Hey guys,
I started off traveling to Islay, Scotland back in 2017 and found everything I wanted there and more. Being a massive fan of Laphroaig and Islay whiskey in general, I took the tour at the distillery, had a dram or two, visited the barrel house by the sea, staked out my little square foot of land in the field across the road, stood in the kiln, inhaled the absolute peaty essence of what's in the bottle and knew I was in the right place. I'm American, but heavily Scottish by ancestry, and there's something inherently --familiar--and connected feeling visiting this land.
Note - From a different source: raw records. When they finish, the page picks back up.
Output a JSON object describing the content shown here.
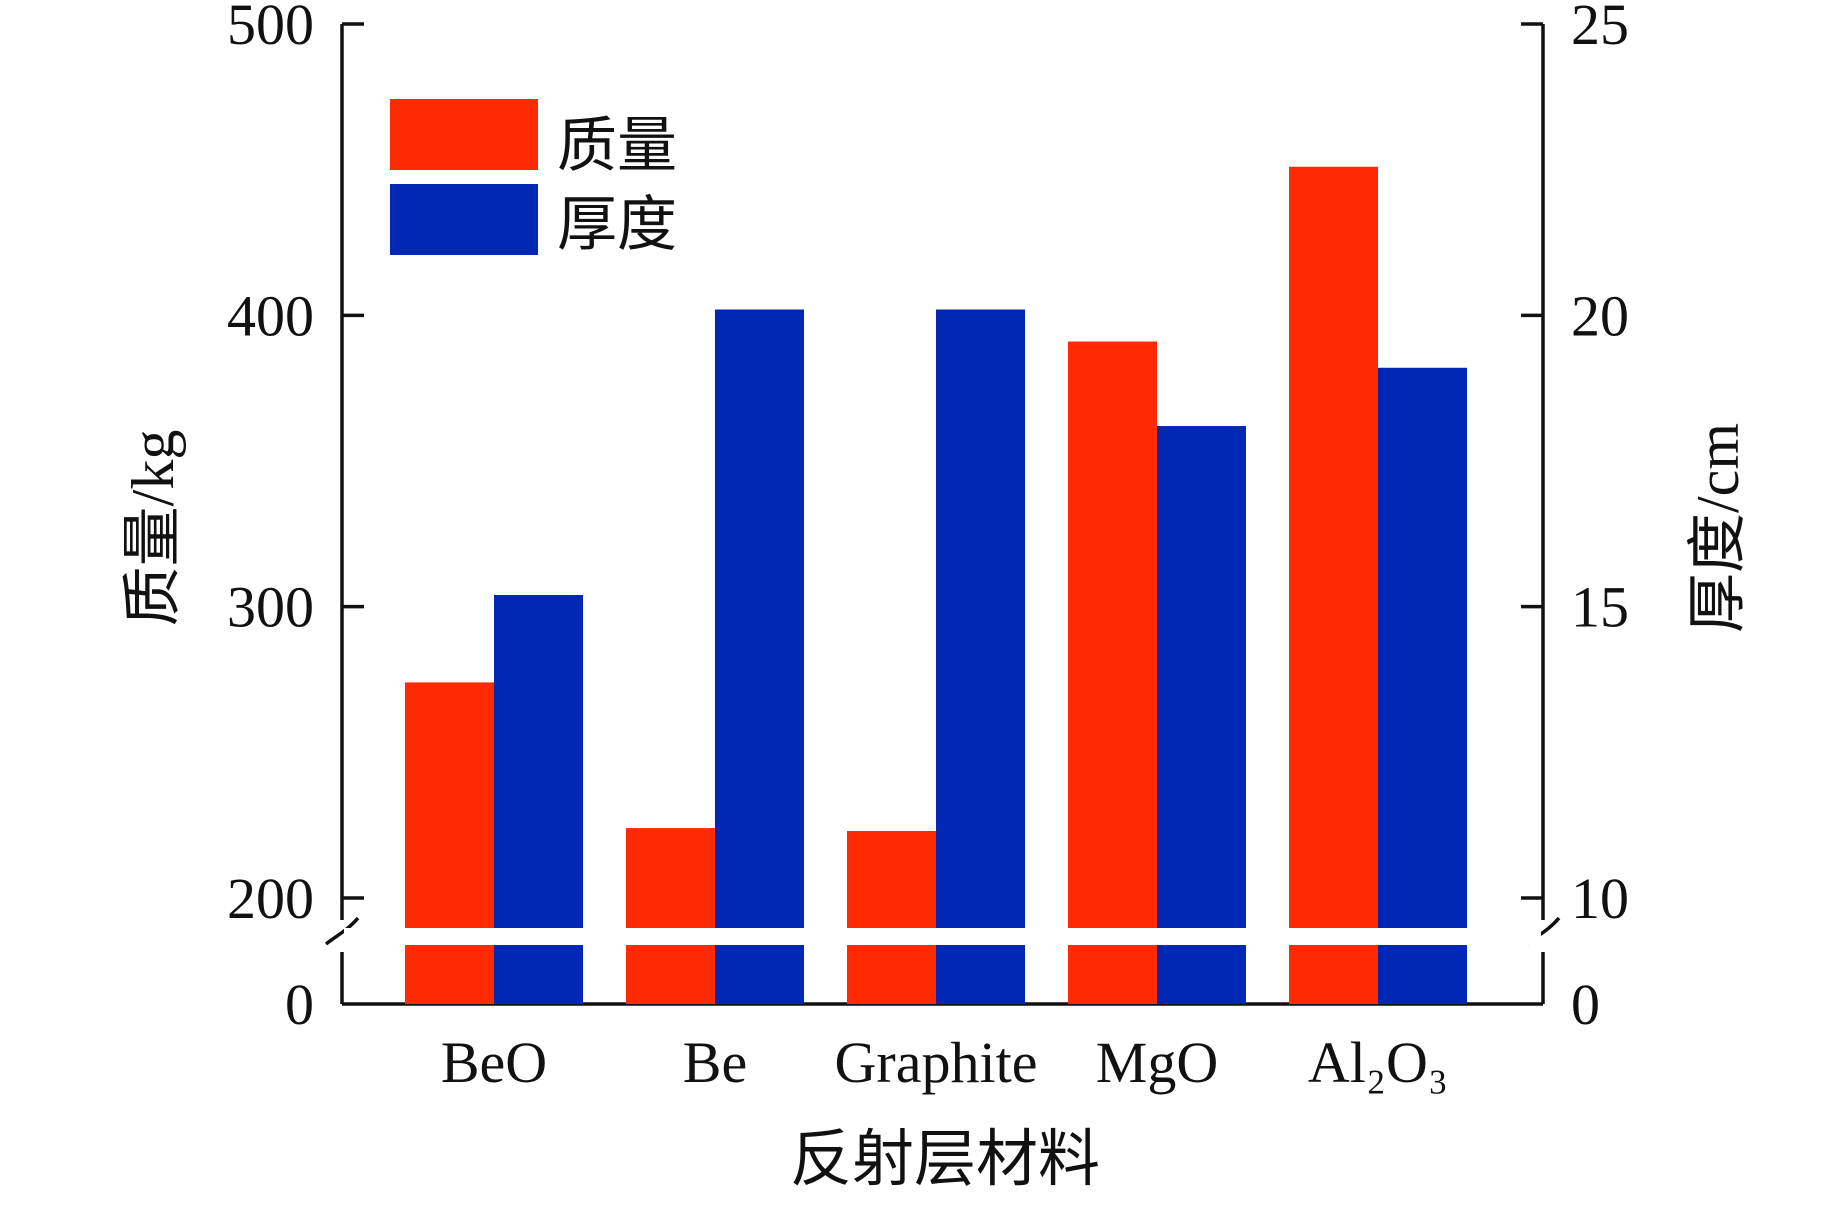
{
  "chart_data": {
    "type": "bar",
    "categories": [
      "BeO",
      "Be",
      "Graphite",
      "MgO",
      "Al₂O₃"
    ],
    "series": [
      {
        "name": "质量",
        "axis": "left",
        "color": "#ff2a00",
        "values": [
          274,
          224,
          223,
          391,
          451
        ]
      },
      {
        "name": "厚度",
        "axis": "right",
        "color": "#0028b4",
        "values": [
          15.2,
          20.1,
          20.1,
          18.1,
          19.1
        ]
      }
    ],
    "xlabel": "反射层材料",
    "ylabel": "质量/kg",
    "y2label": "厚度/cm",
    "ylim": [
      0,
      500
    ],
    "y2lim": [
      0,
      25
    ],
    "y_axis_break": [
      0,
      200
    ],
    "y2_axis_break": [
      0,
      10
    ],
    "yticks": [
      "0",
      "200",
      "300",
      "400",
      "500"
    ],
    "y2ticks": [
      "0",
      "10",
      "15",
      "20",
      "25"
    ],
    "legend_position": "top-left",
    "grid": false
  }
}
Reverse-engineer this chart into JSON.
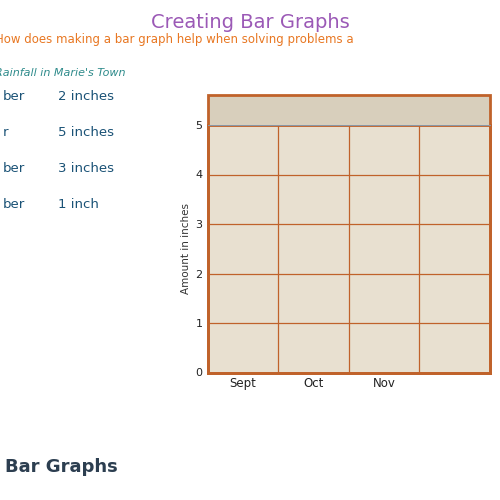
{
  "title": "Creating Bar Graphs",
  "title_color": "#9B59B6",
  "subtitle": "does making a bar graph help when solving problems a",
  "subtitle_color": "#E87722",
  "table_title": "Rainfall in Marie's Town",
  "table_title_color": "#2E8B8B",
  "table_rows": [
    [
      "ber",
      "2 inches"
    ],
    [
      "r",
      "5 inches"
    ],
    [
      "ber",
      "3 inches"
    ],
    [
      "ber",
      "1 inch"
    ]
  ],
  "table_color": "#1A5276",
  "chart_xlabels": [
    "Sept",
    "Oct",
    "Nov"
  ],
  "chart_ylabel": "Amount in inches",
  "chart_yticks": [
    0,
    1,
    2,
    3,
    4,
    5
  ],
  "chart_border_color": "#C0622A",
  "chart_grid_color": "#C0622A",
  "chart_bg_color": "#E8E0D0",
  "chart_header_color": "#D8CFBC",
  "bottom_label": "Bar Graphs",
  "bottom_label_color": "#2C3E50",
  "bottom_bg_color": "#E8E8EE",
  "page_bg_color": "#FFFFFF",
  "photo_bg_color": "#C8C0B0"
}
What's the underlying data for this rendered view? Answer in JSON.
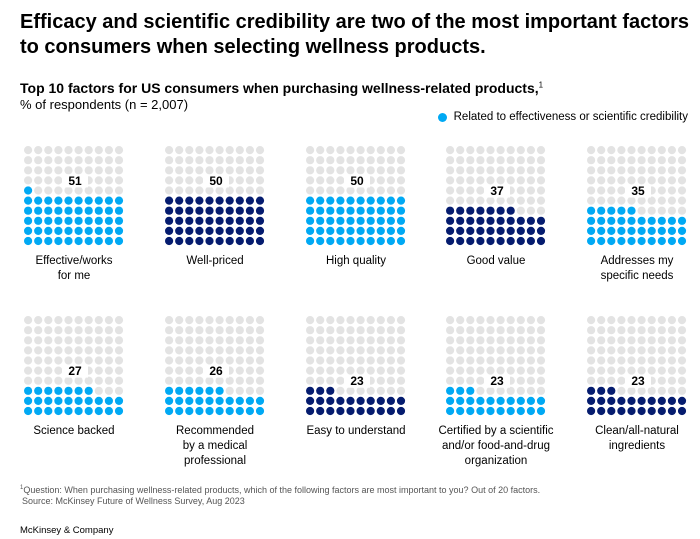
{
  "title": "Efficacy and scientific credibility are two of the most important factors to consumers when selecting wellness products.",
  "colors": {
    "effectiveness": "#00a9f4",
    "other": "#051c6f",
    "empty": "#e3e3e3"
  },
  "chart_data": {
    "type": "waffle",
    "title": "Top 10 factors for US consumers when purchasing wellness-related products,",
    "title_footnote": "1",
    "subtitle": "% of respondents (n = 2,007)",
    "legend": [
      {
        "label": "Related to effectiveness or scientific credibility",
        "color": "#00a9f4",
        "placement": "top-right"
      }
    ],
    "grid": {
      "rows": 10,
      "cols": 10
    },
    "items": [
      {
        "label": "Effective/works for me",
        "lines": [
          "Effective/works",
          "for me"
        ],
        "value": 51,
        "effectiveness": true
      },
      {
        "label": "Well-priced",
        "lines": [
          "Well-priced"
        ],
        "value": 50,
        "effectiveness": false
      },
      {
        "label": "High quality",
        "lines": [
          "High quality"
        ],
        "value": 50,
        "effectiveness": true
      },
      {
        "label": "Good value",
        "lines": [
          "Good value"
        ],
        "value": 37,
        "effectiveness": false
      },
      {
        "label": "Addresses my specific needs",
        "lines": [
          "Addresses my",
          "specific needs"
        ],
        "value": 35,
        "effectiveness": true
      },
      {
        "label": "Science backed",
        "lines": [
          "Science backed"
        ],
        "value": 27,
        "effectiveness": true
      },
      {
        "label": "Recommended by a medical professional",
        "lines": [
          "Recommended",
          "by a medical",
          "professional"
        ],
        "value": 26,
        "effectiveness": true
      },
      {
        "label": "Easy to understand",
        "lines": [
          "Easy to understand"
        ],
        "value": 23,
        "effectiveness": false
      },
      {
        "label": "Certified by a scientific and/or food-and-drug organization",
        "lines": [
          "Certified by a scientific",
          "and/or food-and-drug",
          "organization"
        ],
        "value": 23,
        "effectiveness": true
      },
      {
        "label": "Clean/all-natural ingredients",
        "lines": [
          "Clean/all-natural",
          "ingredients"
        ],
        "value": 23,
        "effectiveness": false
      }
    ]
  },
  "footnote": {
    "marker": "1",
    "question": "Question: When purchasing wellness-related products, which of the following factors are most important to you? Out of 20 factors.",
    "source": "Source: McKinsey Future of Wellness Survey, Aug 2023"
  },
  "brand": "McKinsey & Company"
}
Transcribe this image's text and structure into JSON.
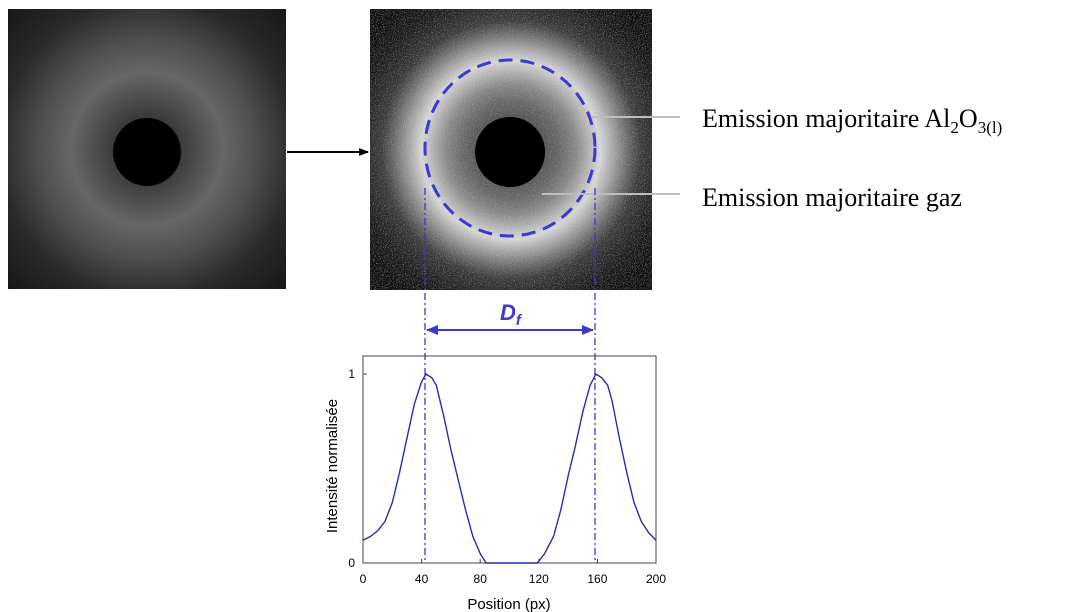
{
  "annotations": {
    "emission_liquid_prefix": "Emission majoritaire Al",
    "emission_liquid_sub1": "2",
    "emission_liquid_O": "O",
    "emission_liquid_sub2": "3(l)",
    "emission_gas": "Emission majoritaire gaz",
    "diameter_label": "D",
    "diameter_label_sub": "f"
  },
  "colors": {
    "annotation_blue": "#3a3ad0",
    "curve_blue": "#2b2bb0",
    "leader_gray": "#bdbdbd"
  },
  "chart_data": {
    "type": "line",
    "xlabel": "Position (px)",
    "ylabel": "Intensité normalisée",
    "xlim": [
      0,
      200
    ],
    "ylim": [
      0,
      1
    ],
    "xticks": [
      0,
      40,
      80,
      120,
      160,
      200
    ],
    "yticks": [
      0,
      1
    ],
    "x": [
      0,
      5,
      10,
      15,
      20,
      25,
      30,
      35,
      40,
      43,
      47,
      50,
      55,
      60,
      65,
      70,
      75,
      80,
      84,
      90,
      100,
      110,
      119,
      124,
      130,
      135,
      140,
      145,
      150,
      155,
      159,
      163,
      167,
      170,
      175,
      180,
      185,
      190,
      195,
      200
    ],
    "series": [
      {
        "values": [
          0.12,
          0.14,
          0.17,
          0.22,
          0.32,
          0.48,
          0.66,
          0.84,
          0.96,
          1.0,
          0.98,
          0.94,
          0.78,
          0.6,
          0.44,
          0.28,
          0.14,
          0.05,
          0.0,
          0.0,
          0.0,
          0.0,
          0.0,
          0.05,
          0.14,
          0.28,
          0.46,
          0.62,
          0.8,
          0.94,
          1.0,
          0.98,
          0.94,
          0.86,
          0.66,
          0.48,
          0.32,
          0.22,
          0.16,
          0.12
        ]
      }
    ],
    "markers_x": [
      43,
      159
    ]
  }
}
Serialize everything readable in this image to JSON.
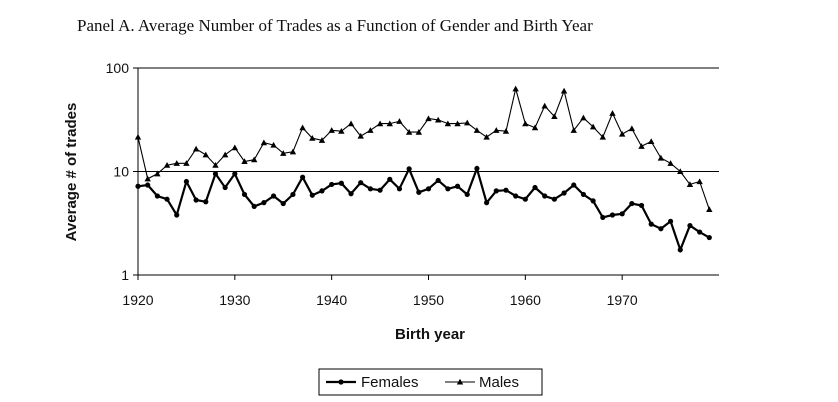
{
  "chart_data": {
    "type": "line",
    "title": "Panel A.  Average Number of Trades as a Function of Gender and Birth Year",
    "xlabel": "Birth year",
    "ylabel": "Average # of trades",
    "yscale": "log",
    "ylim": [
      1,
      100
    ],
    "xlim": [
      1920,
      1980
    ],
    "xticks": [
      "1920",
      "1930",
      "1940",
      "1950",
      "1960",
      "1970"
    ],
    "yticks": [
      "1",
      "10",
      "100"
    ],
    "gridlines": [
      10
    ],
    "legend_position": "bottom-center",
    "colors": {
      "line": "#000000"
    },
    "x": [
      1920,
      1921,
      1922,
      1923,
      1924,
      1925,
      1926,
      1927,
      1928,
      1929,
      1930,
      1931,
      1932,
      1933,
      1934,
      1935,
      1936,
      1937,
      1938,
      1939,
      1940,
      1941,
      1942,
      1943,
      1944,
      1945,
      1946,
      1947,
      1948,
      1949,
      1950,
      1951,
      1952,
      1953,
      1954,
      1955,
      1956,
      1957,
      1958,
      1959,
      1960,
      1961,
      1962,
      1963,
      1964,
      1965,
      1966,
      1967,
      1968,
      1969,
      1970,
      1971,
      1972,
      1973,
      1974,
      1975,
      1976,
      1977,
      1978,
      1979
    ],
    "series": [
      {
        "name": "Females",
        "marker": "circle",
        "values": [
          7.2,
          7.4,
          5.8,
          5.4,
          3.8,
          8.0,
          5.3,
          5.1,
          9.5,
          7.0,
          9.5,
          6.0,
          4.6,
          5.0,
          5.8,
          4.9,
          6.0,
          8.8,
          5.9,
          6.5,
          7.5,
          7.7,
          6.1,
          7.8,
          6.8,
          6.6,
          8.4,
          6.8,
          10.6,
          6.3,
          6.8,
          8.2,
          6.8,
          7.2,
          6.0,
          10.7,
          5.0,
          6.5,
          6.6,
          5.8,
          5.4,
          7.0,
          5.8,
          5.4,
          6.2,
          7.4,
          6.0,
          5.2,
          3.6,
          3.8,
          3.9,
          4.9,
          4.7,
          3.1,
          2.8,
          3.3,
          1.75,
          3.0,
          2.6,
          2.3
        ]
      },
      {
        "name": "Males",
        "marker": "triangle",
        "values": [
          21.5,
          8.5,
          9.5,
          11.5,
          12.0,
          12.0,
          16.5,
          14.5,
          11.5,
          14.5,
          17.0,
          12.5,
          13.0,
          19.0,
          18.0,
          15.0,
          15.5,
          26.5,
          21.0,
          20.0,
          25.0,
          24.5,
          29.0,
          22.0,
          25.0,
          29.0,
          29.0,
          30.5,
          24.0,
          24.0,
          32.5,
          31.5,
          29.0,
          29.0,
          29.5,
          25.0,
          21.5,
          25.0,
          24.5,
          63.0,
          29.0,
          26.5,
          43.0,
          34.0,
          60.0,
          25.0,
          33.0,
          27.0,
          21.5,
          36.5,
          23.0,
          26.0,
          17.5,
          19.5,
          13.5,
          12.0,
          10.0,
          7.5,
          8.0,
          4.3
        ]
      }
    ]
  }
}
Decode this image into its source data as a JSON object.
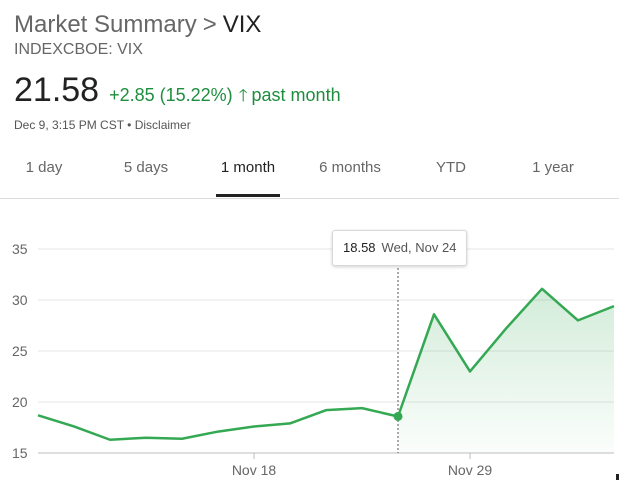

I've been back a handful of times since and it's always like being home.
The thing that stuck out for me in learning about the whisky making process was that it's made from beer. BEER. I had friends who made beer and I certainly appreciated beer, but I never knew that was the foundation of my favorite spirit.
So I decided I wanted to learn to make the whisky I loved so much. I figured I'd need to make sure I gained absolute competence in all areas if I wanted to be legit, so I decided my curriculum involved first being able to make great beer. So I bought a beginner beer kit and started learning. Wasn't long doing extract brews before I moved to all grain, then went from the stovetop to a propane burner in the back yard, then fermentation temp control, then to kegging, then to building an electric system in the quiet of my basement, then to my first conical fermenter. Then two conicals. Plus a homemade glycol chiller. I got way way into beer making and sort of forgot about whisky for a while. Even did pretty well in some homebrew competitions.
Then I moved to Tennessee. One of the whisky capitals of the United States. Wasn't long before I started meeting homebrewers and mead makers and moonshiners. One day I went into my favorite local brewery and started talking to the owner about beer making and my portal into it and the real reason WHY I even started, and he mentioned that one of the biggest underground spirit makers in town was coming by in about an hour. I stuck around and met the guy and he invited me to his weekly club meeting. I showed up, saw the absolute culinary level potential of this space and realized that NOW was time for the next phase, and it was finally time to move on it. I got on this forum the next day and have been lurking for months, learning everything I can. Started using Chat GPT to accelerate things, and most of its content seems to ultimately come from here. I'm moving hard and fast right now. Safety is paramount to me, and that slows me down a bit, but I've almost got everything worked out in my new system now.
I have two milk can pot stills, one 16 gallons and the other 8 gallons, and my home brewery has begun morphing into a distillery. I'm running the whole rig off my existing Auber brewery control panel. Just finished my last stripping run using a version of Jimbo's all grain recipe (though mine uses a grain bill a little more akin to a scotch ale). Today I began a UJSSM that exists to utilize waste material from my all grain runs and will morph with it over time, including when I move to Islay and Campbeltown experiments. I guess it's a little pseudo-sour mash Tennessee-style sidecar to my attempts to be as Scottish as possible in the other fermenter. Hope it works out. Doesn't matter, I'm having a really great time with this, especially not having to be so concerned with sanitation, and even leaning into being a bit more brutal and chaotic with handling the wash, at least from the perspective of being a very careful beer maker. It's extremely liberating to transfer beer by dipping a 1 gallon steel saucepan into my 20 gallon fermentation barrel versus a pump or siphon. No starsan in sight. Just wanging it into the still with abandon. The whole process feels more like cooking, (and I'm absolutely a cook more than a scientist). Homebrewing is more like baking. You have to dial everything in on the front end. This is more like making a stew or a sauce. Less precision but more control over final product. It really feels more like an art versus a craft.
In other words, guys, I love it and I'm fuckin' IN.